Kyle Coldiron: Yeah, Neal. This is Kyle Coldiron. So I think the answer really depends on the area and kind of the stack pay that you have. So if you look at our Western Glasscock package that they have coming online right now, essentially, that’s kind of two very large pads that — where we drilled those 20 wells. And one of the great benefits of that was that we were basically able to park our Halliburton fracture there and complete 10 of those wells without ever having to move the fleet. So just the efficiency really skyrockets from those big pads. As we move over to the Delaware side, we tend to drill a little bit smaller pads kind of in the three to five type of range. Ultimately, a lot of that has to do with just our well spacing assumptions over there and what targets we’re hitting.
So I think to your question, it depends on the area, but across the board, we are a continuous improvement culture on our operations team, and we’ve been able to drive both drilling and completion costs down across both basins. I think as you can see in the materials that we shared today.
Neal Dingmann: It makes sense. Thanks for the details. Great job, guys.
Jason Pigott: Thanks, Neal.
Kyle Coldiron: Thanks, Neal.
Operator: Our next question comes from the line of Zach Parham with JPMorgan. Your line is open.

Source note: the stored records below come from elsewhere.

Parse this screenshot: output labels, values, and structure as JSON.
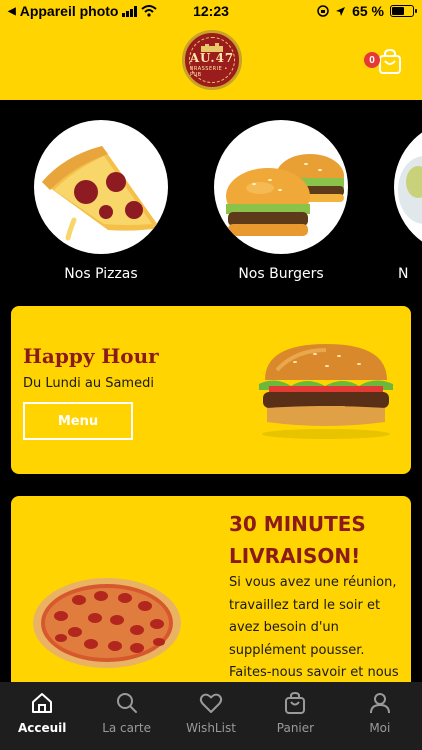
{
  "status_bar": {
    "carrier": "Appareil photo",
    "time": "12:23",
    "battery": "65 %",
    "battery_level": 0.65
  },
  "header": {
    "logo_text": "AU.47",
    "logo_subtext": "BRASSERIE • PUB",
    "cart_count": "0"
  },
  "categories": [
    {
      "label": "Nos Pizzas"
    },
    {
      "label": "Nos Burgers"
    },
    {
      "label": "N"
    }
  ],
  "happy_hour": {
    "title": "Happy Hour",
    "subtitle": "Du Lundi au Samedi",
    "button_label": "Menu"
  },
  "livraison": {
    "title": "30 MINUTES LIVRAISON!",
    "text": "Si vous avez une réunion, travaillez tard le soir et avez besoin d'un supplément pousser. Faites-nous savoir et nous y serons"
  },
  "bottom_nav": [
    {
      "label": "Acceuil",
      "icon": "home-icon"
    },
    {
      "label": "La carte",
      "icon": "search-icon"
    },
    {
      "label": "WishList",
      "icon": "heart-icon"
    },
    {
      "label": "Panier",
      "icon": "bag-icon"
    },
    {
      "label": "Moi",
      "icon": "user-icon"
    }
  ],
  "colors": {
    "accent": "#FFD400",
    "brand_red": "#8B1A1A",
    "badge": "#E53935",
    "nav_bg": "#1e1e1e"
  }
}
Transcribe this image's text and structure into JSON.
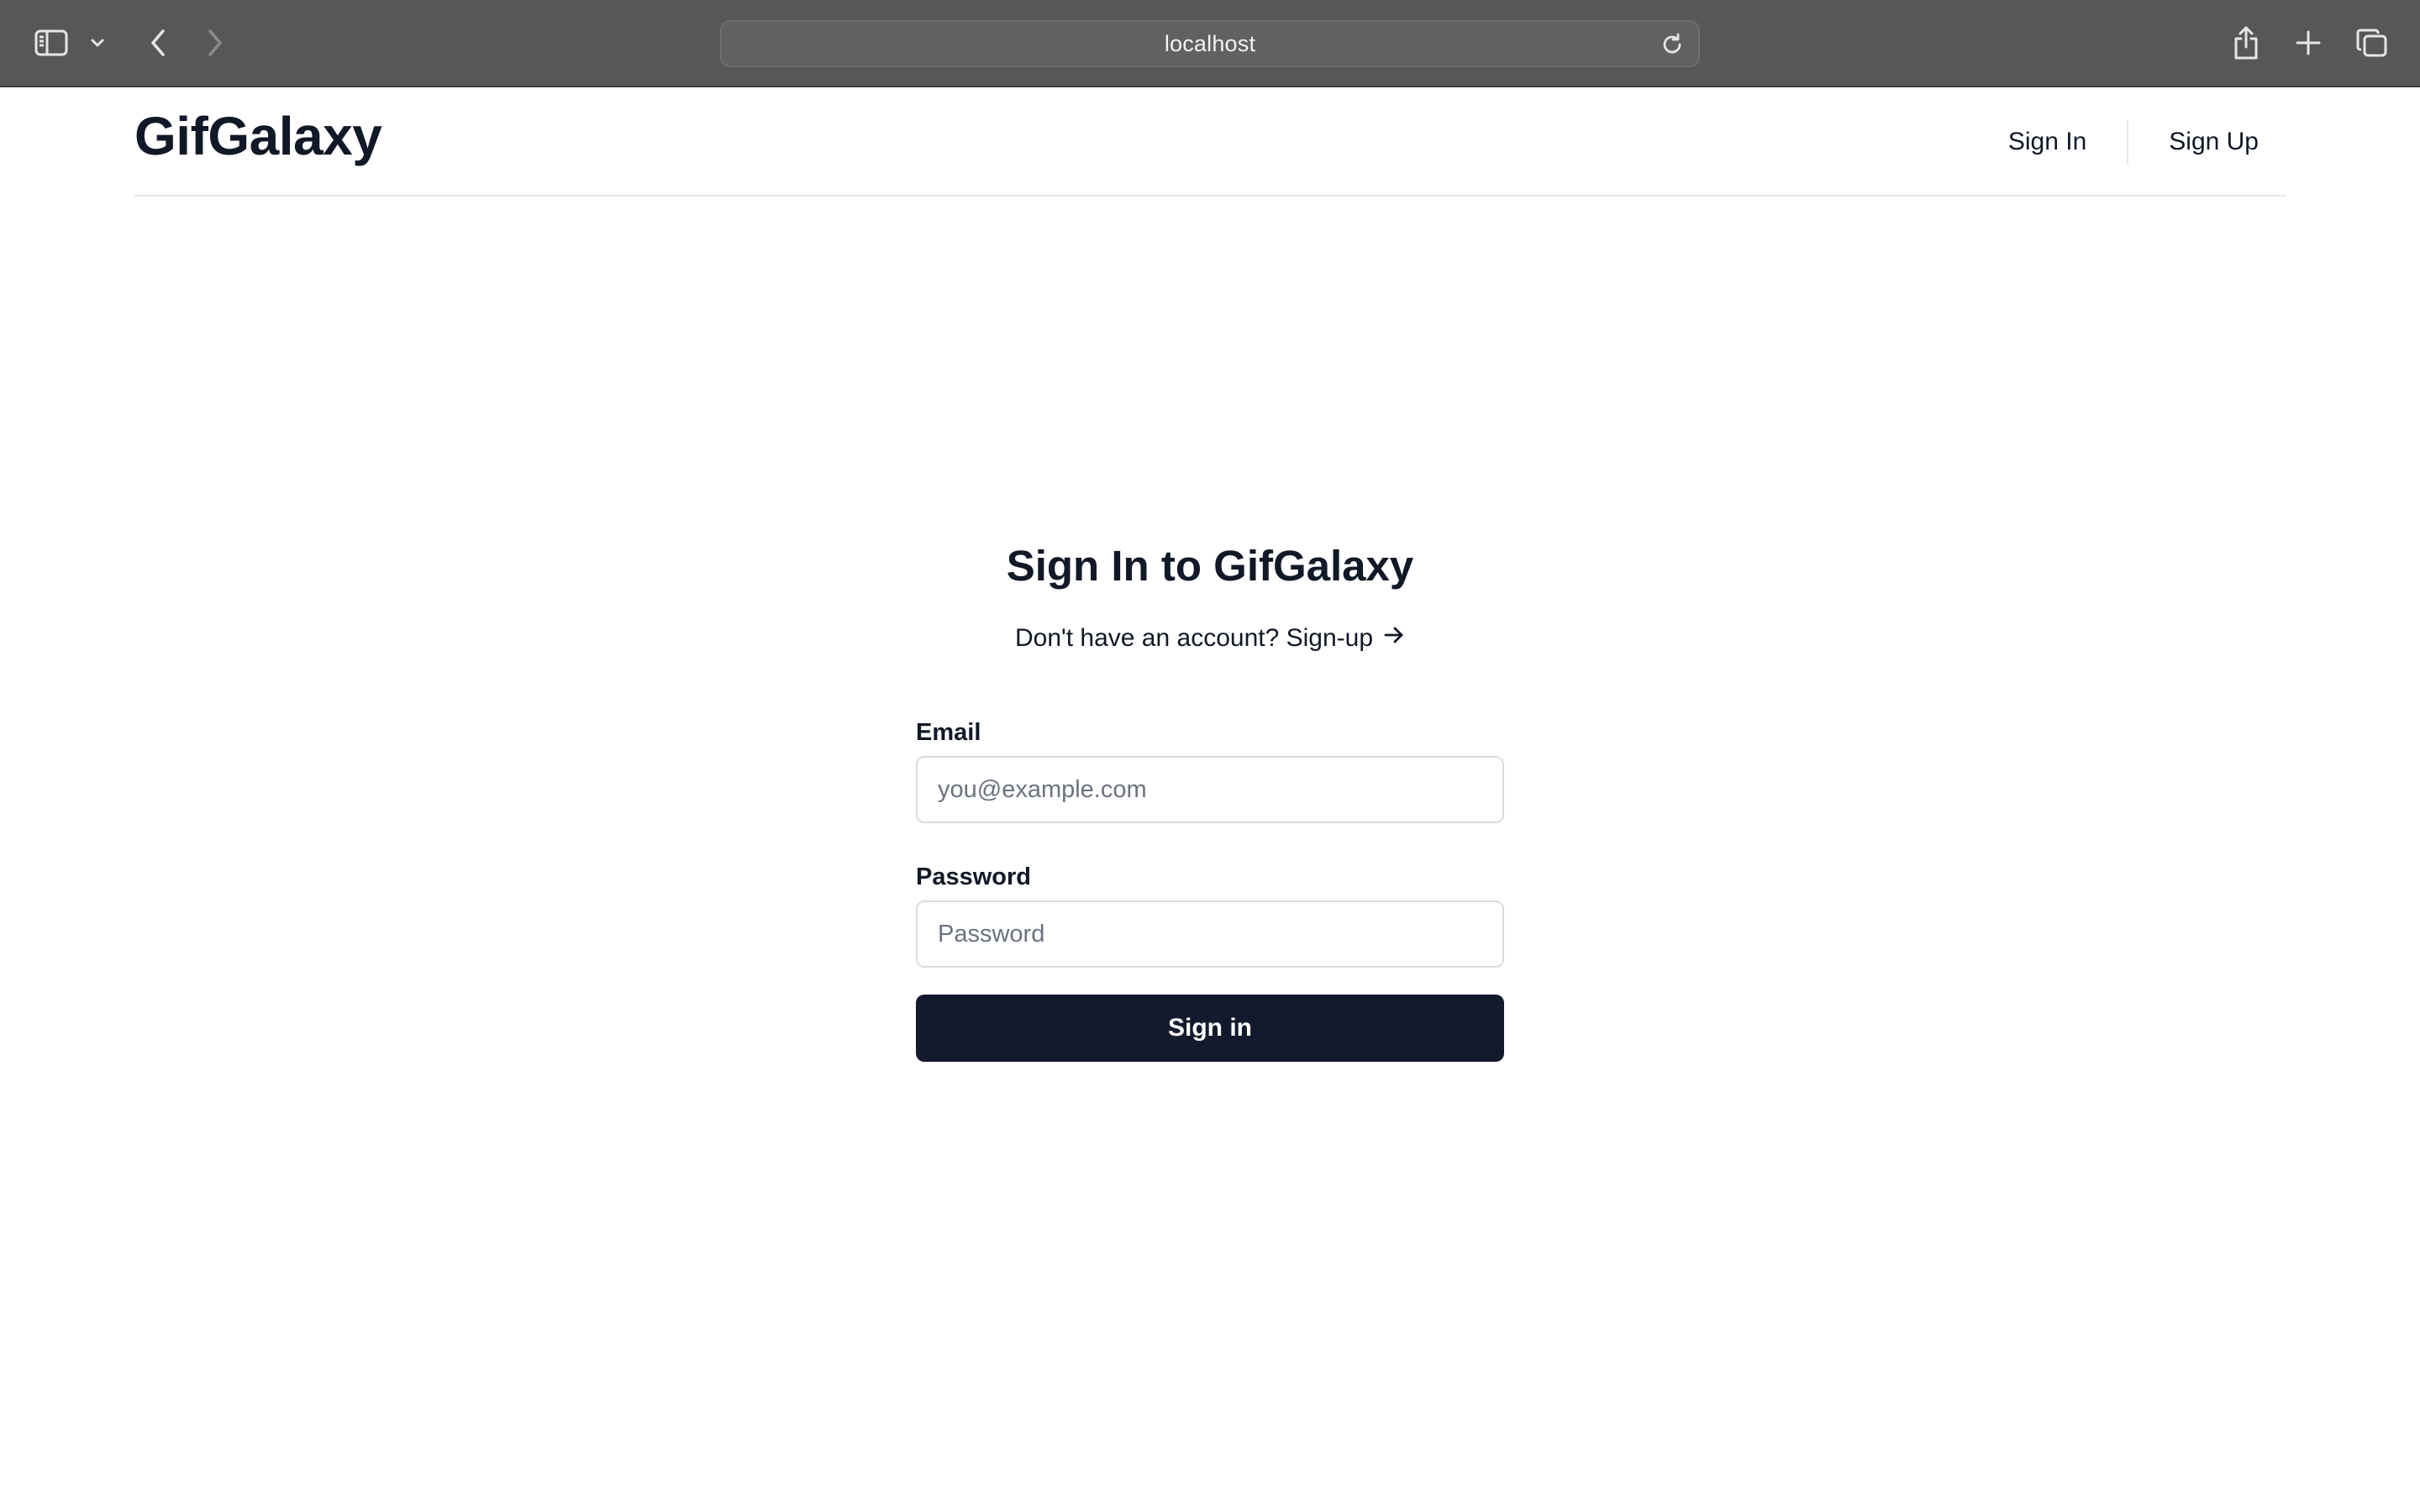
{
  "browser": {
    "address": "localhost",
    "icons": {
      "sidebar": "sidebar-icon",
      "dropdown": "chevron-down-icon",
      "back": "chevron-left-icon",
      "forward": "chevron-right-icon",
      "reload": "reload-icon",
      "share": "share-icon",
      "new_tab": "plus-icon",
      "tab_overview": "tabs-icon"
    }
  },
  "header": {
    "logo": "GifGalaxy",
    "nav": {
      "sign_in": "Sign In",
      "sign_up": "Sign Up"
    }
  },
  "signin": {
    "title": "Sign In to GifGalaxy",
    "prompt_text": "Don't have an account? Sign-up",
    "prompt_icon": "arrow-right-icon",
    "email": {
      "label": "Email",
      "placeholder": "you@example.com",
      "value": ""
    },
    "password": {
      "label": "Password",
      "placeholder": "Password",
      "value": ""
    },
    "submit_label": "Sign in"
  },
  "colors": {
    "browser_chrome": "#555857",
    "primary_button": "#141a2e",
    "text": "#111827",
    "border": "#e5e7eb"
  }
}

Zachary Parham: Good morning. Thanks for taking my question. I guess, first, can you talk a little bit about the inventory additions in the Delaware. In the Midland, it seems pretty clear. You added two additional zones based on some industry activity around you. But can you detail exactly what you added in the Delaware and kind of, how that fits into the program going forward?
Jason Pigott: Zach, good morning. It’s Jason. I’ll take a stab, and then I’ll hand it over to Kyle. I mean one of the things that we’ve done repeatedly is add inventory after we’ve completed acquisitions. You saw it in Howard County when we added the Middle Spraberry. In Western Glasscock, we added the Wolfcamp B, and that’s a zone that’s being completed today on those large pads we’ve got out there. So as you mentioned, again, we’ve added Lower Spraberry and Wolfcamp A in Howard — sorry, Southern Midland. We took core data that should indicated to us these zones would be good, and then we had offset operators that brought those online and confirmed what we saw in the geology. We would develop them a little bit differently than some of the offsets were they lined wells on top of each other where we would stagger them.
So we think there’s some upside even to those results that you could see out there. We go to Delaware, that’s driven by costs. And when you reduce well costs from $12 million to $10.5 million, that improves economics of every well in the field. when your production performance is 33% higher, that improves economics of every well out there. So it’s, again, improving total returns across all those areas. And I think the other thing too is, I mean, we’ve got other zones that we’re going to be testing this year. We’ve got the Wolfcamp C, which we’re going to be test — is coming online today in Western Glasscock. That’s a totally new zone for us that could add future inventory or future earnings calls. So we’re putting a full court press on testing multiple zones across both the Midland and Delaware to, again, continue to increase inventory over time.